Biderman: People can show you courage- and it is usually an inherent trait. But you can train people to find the leader within themselves. At the end of the day, a person has to believe in themselves and put the work in to become brave enough to act. In a sexist country like Brazil, making women aware of leadership opportunities is important for them to mature faster as leaders.
Barchan: Do you look for that “courage trait” in your employees?
Biderman: Yes, time is of the essence in our area of work. But we also need people to not just be brave leaders but honest and methodical organizers. You need both.
Barchan: What do you think of millennials and the “ social media” generation?
Biderman: My impression is that they are more horizontal in their decisions and don’t like hierarchies. They are also addicted to accessing information quickly but don’t always deep dive into understanding issues. Yet, they are problem-oriented and can synthesize complex situations quickly.
I keep telling my colleagues at different nonprofits and companies that we need to pass down the power and knowledge to the younger generations while speaking their technological languages. I think in the future, there will be fewer traditional NGOs and more self-led social movements and self-organized companies. In the current water crisis, seeing new leadership that is horizontal with collective decision-making power is encouraging. Social media here is key to this decentralized, democratic model.
Barchan: Where do you see Brazil be in 20 years?
Biderman: I am very optimistic. I think that Brazil will be more democratic. Media coverage will be more sophisticated and accurate to reflect a more decentralized power structure. We will transmit information and knowledge in a more innovative way. Twenty years from now, communication will be completely different.
However, it will be a bigger challenge for us to deal with the environment and the drought. We will have to stand together! We need people who are fast thinkers, solution-oriented, not bureaucratic, because we’ve run out of time to be inefficient. We have to assess the leaders that have guts to take difficult decisions.

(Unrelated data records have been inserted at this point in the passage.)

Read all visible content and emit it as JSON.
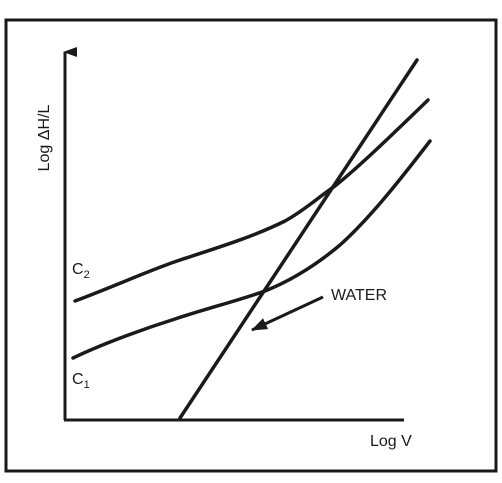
{
  "figure": {
    "y_axis_label": "Log ΔH/L",
    "x_axis_label": "Log V",
    "curve_c2_label": {
      "letter": "C",
      "subscript": "2"
    },
    "curve_c1_label": {
      "letter": "C",
      "subscript": "1"
    },
    "water_label": "WATER",
    "ink_color": "#1a1a1a",
    "frame_color": "#1a1a1a"
  }
}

We also have to think collectively in our leadership. Let go of our egos and be open to advice, and generous in how we manage and empower teams. There is no more time for egos, we have to trust each other to heal the planet.
Rachel has a PhD degree in Public Administration from Fundação Getulio Vargas, São Paulo, Brasil (2011), holds two masters degrees: Environmental Sciences (MSc), University of São Paulo (1999) and International Legal Studies, American University Washington College of Law, D.C. (1992). Rachel has a Law Degree from University of São Paulo (1990). She was fellow at the Science, Technology and Society Program at the Harvard JFK School of Government, Fall, 2009. She is the creator and coordinator of the course on "Low Carbon Management" at the Extension School of Fundação Getulio Vargas (as of 2010) and was a professor at FGV School of Business Administration on the Management of Sustainability (2006-2011).